Шивене показалось, что она преуменьшает степень собственной осведомленности.
— У них всегда тихо. Идешь по площадке — и будто вымерла квартира. Будто никого в живых.
— Заходите к ним?
— По крайней необходимости. Как и они к нам. Спички кончились, телефон не работает...
— Посторонние их часто навещают? Родные, знакомые?
— Можно сказать, почти никого не бывает... — чтобы не дымить на следователя, она отставила согнутые в локтях руки назад и чуть в стороны. — Только бабушка, ее мать. Еще два-три человека. Живут замкнуто. Даже новоселье не отмечали.

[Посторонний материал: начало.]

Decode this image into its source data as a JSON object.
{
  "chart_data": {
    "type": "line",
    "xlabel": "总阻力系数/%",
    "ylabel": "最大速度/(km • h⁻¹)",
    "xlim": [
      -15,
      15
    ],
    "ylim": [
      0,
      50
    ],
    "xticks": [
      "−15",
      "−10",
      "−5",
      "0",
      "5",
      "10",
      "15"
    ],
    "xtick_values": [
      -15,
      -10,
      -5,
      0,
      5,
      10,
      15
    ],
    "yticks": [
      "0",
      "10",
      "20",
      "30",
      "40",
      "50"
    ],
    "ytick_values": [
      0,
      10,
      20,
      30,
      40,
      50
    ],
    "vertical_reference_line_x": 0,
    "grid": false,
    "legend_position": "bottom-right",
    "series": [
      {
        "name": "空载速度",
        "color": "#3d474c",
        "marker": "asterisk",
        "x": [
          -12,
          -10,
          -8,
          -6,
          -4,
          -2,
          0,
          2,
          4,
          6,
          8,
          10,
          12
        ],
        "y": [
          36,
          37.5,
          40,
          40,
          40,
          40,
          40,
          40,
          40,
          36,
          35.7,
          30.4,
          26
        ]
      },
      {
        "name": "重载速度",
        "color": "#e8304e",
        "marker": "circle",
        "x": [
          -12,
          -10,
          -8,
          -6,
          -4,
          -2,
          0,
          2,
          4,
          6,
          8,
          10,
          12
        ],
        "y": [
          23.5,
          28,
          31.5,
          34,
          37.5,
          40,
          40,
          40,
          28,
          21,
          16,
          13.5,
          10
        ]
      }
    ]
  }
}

— А к мальчику кто-нибудь ходил?
— К нему ходили. Друзья, одноклассники. Бывает, иду к себе — кто-то звонит. Книгу взять или передать что-нибудь. Геннадий сначала обязательно в глазок посмотрит. Потом накинет цепочку. Только тогда приоткрывает... Щелка у-узкая! Это отчим его вышколил!
— Паламарчук выпивает?
— Никогда не видела пьяным.
— Но сегодня он в явном подпитии!
— За все время был несколько раз навеселе.
Шивене показалось, что угрюмый Паламарчук вышколил не только пасынка.
— Да и то сказать! Люди работают... Дома не сидят. Ольга, жена, — сменный инженер на фабрике. Сам Паламарчук — огранщик. Работа нелегкая.
— В чем он обычно ходит?
— Как сейчас. Костюм, куртка.
Снизу по лестнице поднялся второй инспектор уголовного розыска — Буславичус, длиннорукий, худой, с оспинами на лице.
Соседка заметила, словно оправдываясь:
— Паламарчук вроде невидный из себя, но физическая сила в нем!.. Исключительная! Я наблюдала, как он металлолом ворочал у школы. А Геннадий — послушный. Из него веревки вить. На весь двор один такой — тише воды, ниже травы.